A 1920's House Feature - The Breakfast Nook
BREAKFAST in many American homes is apt to be a helter-skelter affair in which the head of the household makes a mad dash to devour some food before rushing to the train or car that will get him to the office at the scheduled time. For that reason the breakfast nook is an all-important invention. It has enabled many families to start the day in an easier and more cheerful fashion.
The breakfast nook, as usually planned, is an alcove off the kitchen, near enough to be in easy reach of the stove and cupboards, yet separated from it sufficiently to give the feeling of an independent room. By its use the table may be set in the minimum of time and steps, and where there are no servants the housewife may sit down to breakfast with the rest of the family while watching whatever cooking is in progress on the stove.
In many of the most popular breakfast nook designs practically the entire equipment is built in. One end of the table is fastened to the wall and the opposite end is supported by a leg reaching to the floor. Where the table can be placed immediately under a window, especially one with an east exposure, a breakfasting place as cheerful and inviting as it is convenient may be provided.
High backed built-in seats are a further convenience provided in many breakfast nooks. If well designed, such seats can he made more comfortable than chairs, although their chief purpose is to economize space. A breakfast nook with a pair of such built-in seats is illustrated at the top of the page. The seats shown have hinged lids, and the space inside may be used for storage purposes.
In fact, in small houses or apartments where a children's room or nursery is out of the question a breakfast nook such as that shown: above may serve as a play-room in addition to its main function, and the seat boxes may be used to store playthings.
An exceptionally attractive breakfast nook design is shown at the bottom of the page. It would be difficult to contrive a cheerier or more cozy place in which to have the morning meal. The series of three windows give a sunny and attractive outlook, while the mirrored doors above the built in seats carry out the design of the windows and reflect the light and view from them, so that the room has the effect of walls composed almost entirely of windows. The simple but solid lines of the table and benches, with the projecting beams held in place by wooden pegs are in keeping with such a nook.
In some homes a bay window may he converted into a breakfast nook. The long casement windows which give a French door effect add to the light and airy character of the room. A profusion of potted plants and bouquets assist in giving a suggestion of the outdoors.

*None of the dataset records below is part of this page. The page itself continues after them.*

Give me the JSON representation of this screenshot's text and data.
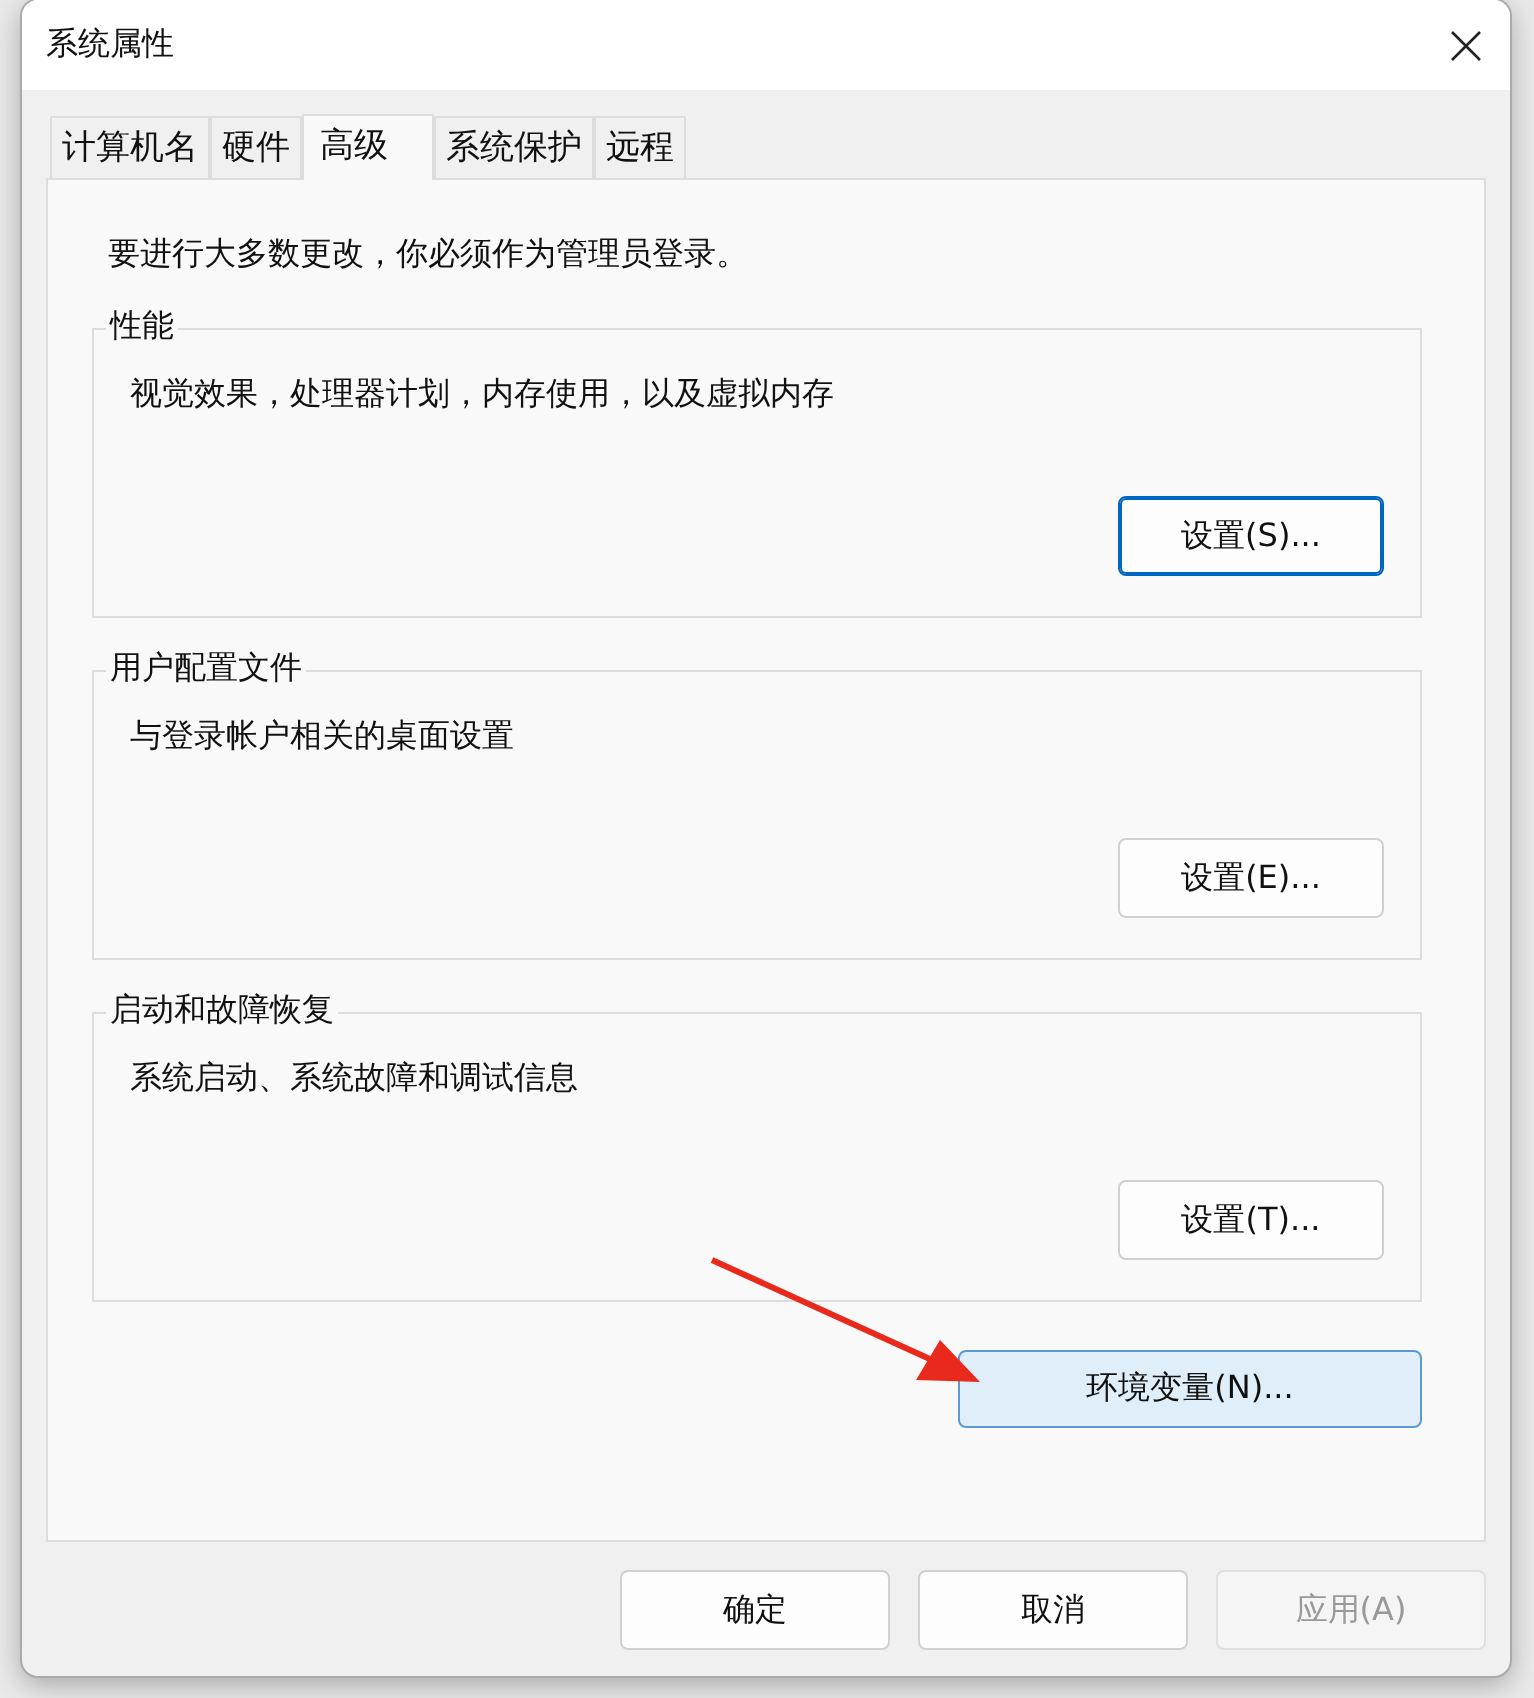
{
  "window": {
    "title": "系统属性"
  },
  "tabs": [
    {
      "label": "计算机名",
      "selected": false
    },
    {
      "label": "硬件",
      "selected": false
    },
    {
      "label": "高级",
      "selected": true
    },
    {
      "label": "系统保护",
      "selected": false
    },
    {
      "label": "远程",
      "selected": false
    }
  ],
  "notice": "要进行大多数更改，你必须作为管理员登录。",
  "groups": [
    {
      "title": "性能",
      "description": "视觉效果，处理器计划，内存使用，以及虚拟内存",
      "button": {
        "label": "设置(S)...",
        "focused": true
      }
    },
    {
      "title": "用户配置文件",
      "description": "与登录帐户相关的桌面设置",
      "button": {
        "label": "设置(E)...",
        "focused": false
      }
    },
    {
      "title": "启动和故障恢复",
      "description": "系统启动、系统故障和调试信息",
      "button": {
        "label": "设置(T)...",
        "focused": false
      }
    }
  ],
  "env_button": {
    "label": "环境变量(N)...",
    "highlighted": true
  },
  "buttons": [
    {
      "label": "确定",
      "disabled": false
    },
    {
      "label": "取消",
      "disabled": false
    },
    {
      "label": "应用(A)",
      "disabled": true
    }
  ]
}
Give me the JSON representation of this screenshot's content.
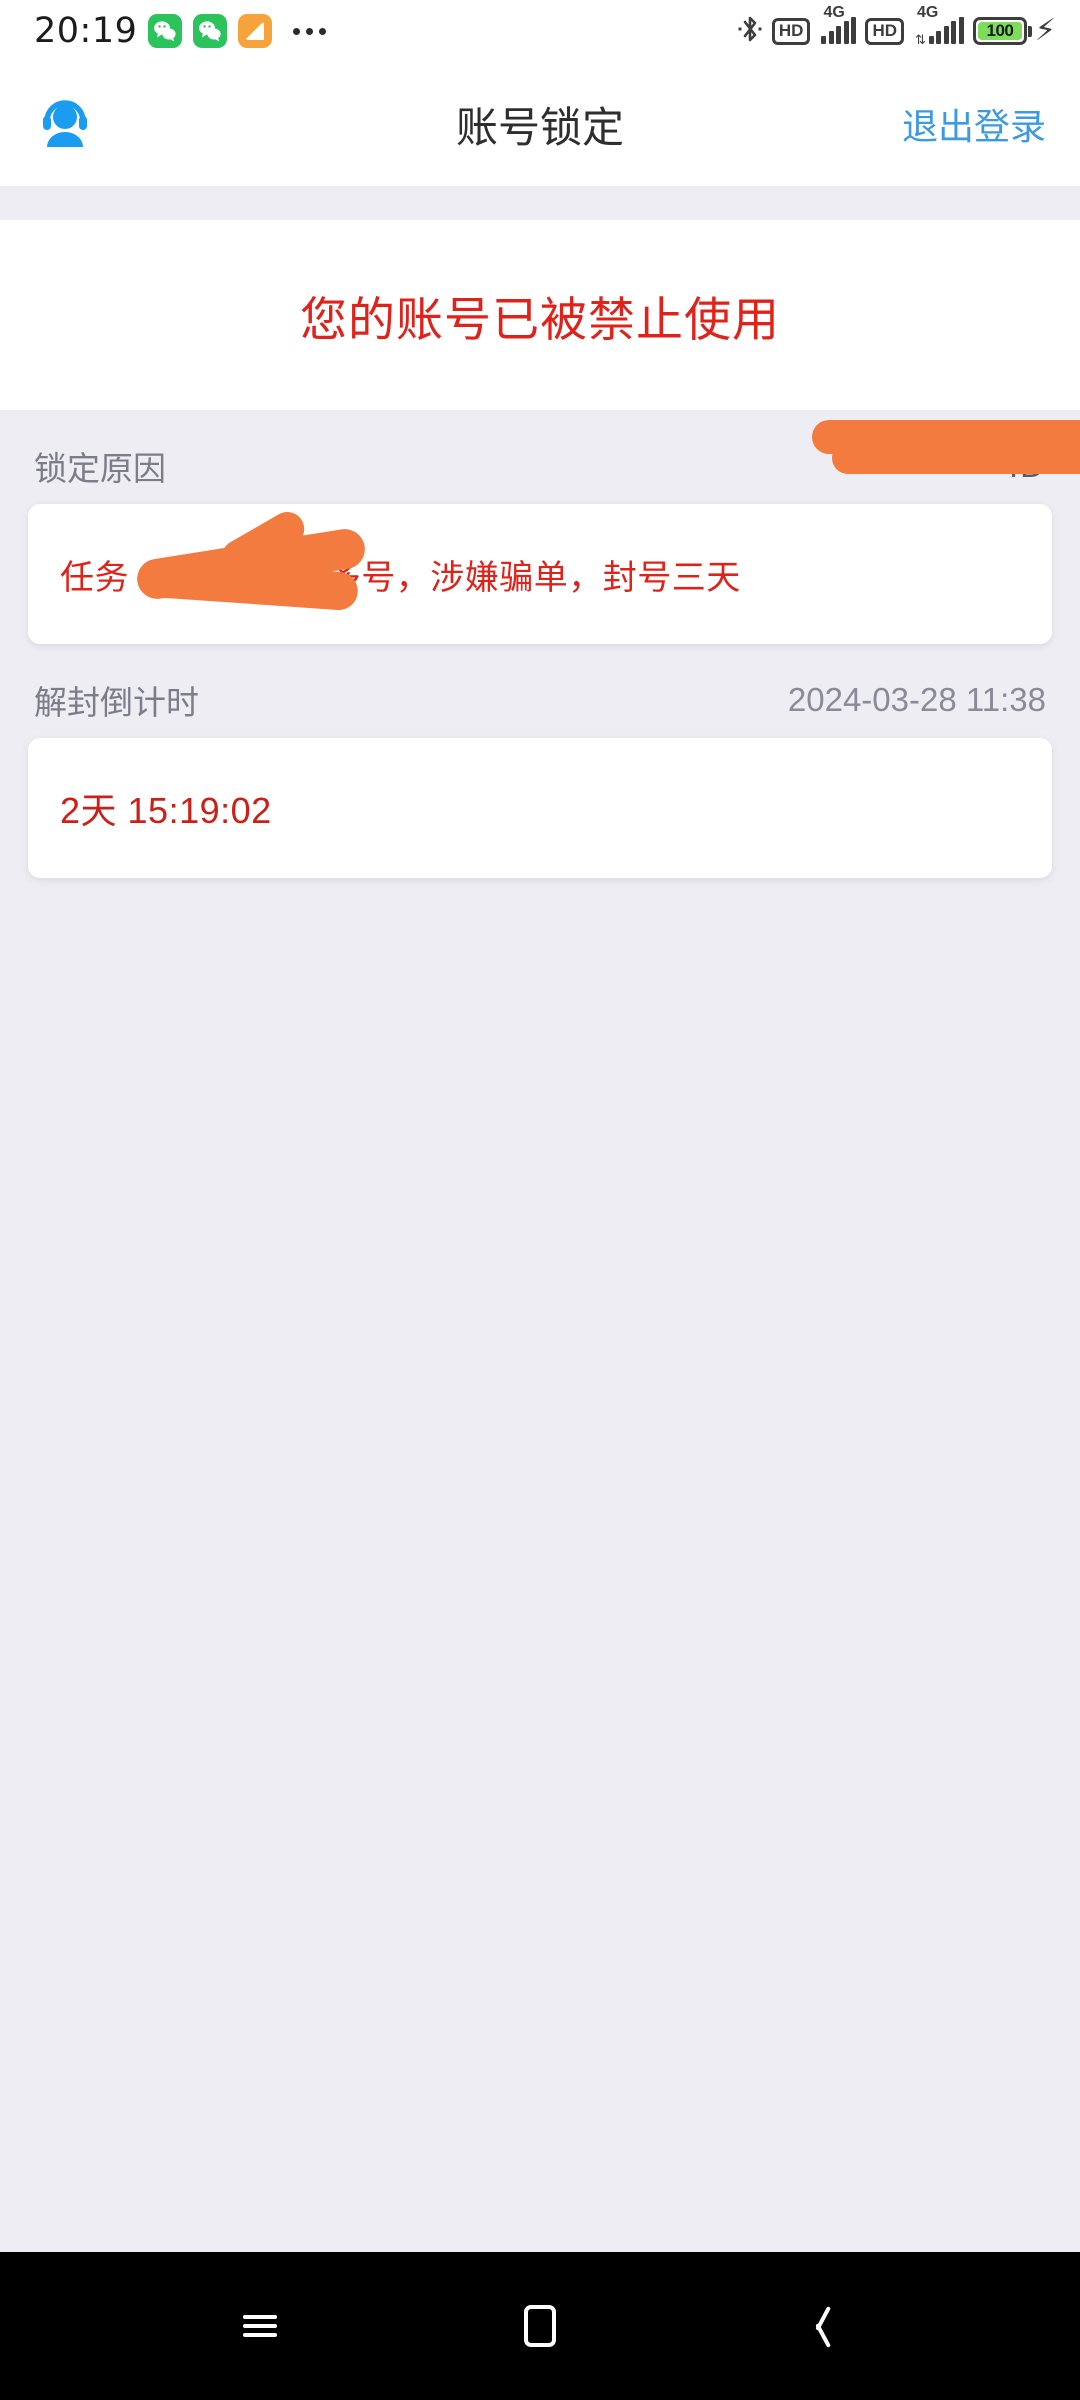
{
  "status_bar": {
    "clock": "20:19",
    "app_icons": [
      "wechat-icon",
      "wechat-icon",
      "orange-note-icon"
    ],
    "overflow": "more-apps-dots",
    "bluetooth": "bluetooth-icon",
    "sim1": {
      "hd": "HD",
      "network": "4G"
    },
    "sim2": {
      "hd": "HD",
      "network": "4G"
    },
    "battery": {
      "level": "100",
      "charging": true
    },
    "colors": {
      "wechat_green": "#2cc35d",
      "orange": "#f7a33c",
      "battery_green": "#7ddc5a"
    }
  },
  "header": {
    "avatar_icon": "support-agent-icon",
    "title": "账号锁定",
    "logout_label": "退出登录",
    "link_color": "#3b9ae1"
  },
  "banner": {
    "message": "您的账号已被禁止使用",
    "color": "#e0231a"
  },
  "reason_section": {
    "label": "锁定原因",
    "value_masked": "ID",
    "card_text": "任务 1050-2 一人多号，涉嫌骗单，封号三天",
    "text_color": "#e0231a"
  },
  "countdown_section": {
    "label": "解封倒计时",
    "release_datetime": "2024-03-28 11:38",
    "remaining": "2天 15:19:02",
    "text_color": "#cc1f17"
  },
  "nav_bar": {
    "recents": "recents-icon",
    "home": "home-icon",
    "back": "back-icon"
  },
  "redaction": {
    "color": "#f47b3f"
  }
}
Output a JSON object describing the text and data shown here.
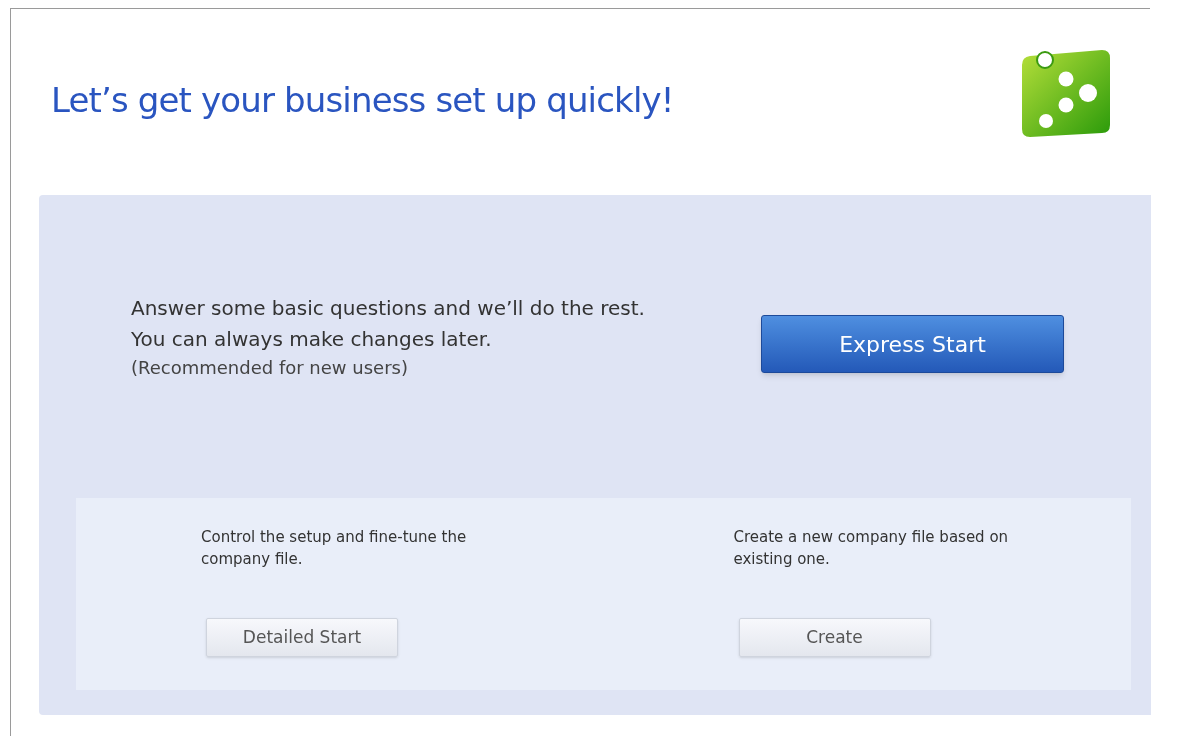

Instead of built in seats in this room a gate leg table is provided. It is painted in bright colors as is called for in such a room. The chairs are also painted to match the table.
A Cheerful Kitchen Corner Nook
A breakfast nook of another type can be created in a cheery corner of the kitchen. The table and chairs are built on simple but attractive lines well suited for their purpose. Cretonne curtains at the double windows add to the inviting appearance of the alcove. The cupboard at the side is built high enough so that the kitchen work table can be slipped under it when not in use.
The table may be set for breakfast with an electric toaster and coffee percolator attached ready to provide the toast and coffee. By this means a simple breakfast may be prepared at the table, while the cups and dishes used may be set down in a moment from the cupboard close by.
This eliminates the bustle and rush which accompany the setting of a table in the dining room for a hurried breakfast, with many trips between pantry and dining room and the kitchen stove and the dining room a necessity.
In many homes where breakfast nooks have been provided they have been found so convenient and pleasant that many meals aside from breakfasts are eaten there when there are not too many present to overcrowd them. For this reason, where a nook is being included in plans for a new house special lights should be provided either overhead or in the side all near the windows. These are essential where evening meals or early winter morning breakfasts are to be eaten there.
Where the problem of the home designer is to reduce household space to the minimum as present day conditions often make necessary, the breakfast nook is a real boon. By its use the house may be planned with the separate dining room completely eliminated. A combined living and dining room with a breakfast nook in which many of the meals are served solves the problem in many instances. A small household may have most of its meals in the breakfast nook, using the living room for dining only when guests make too great a number to be accommodated in the nook, which probably will not be often.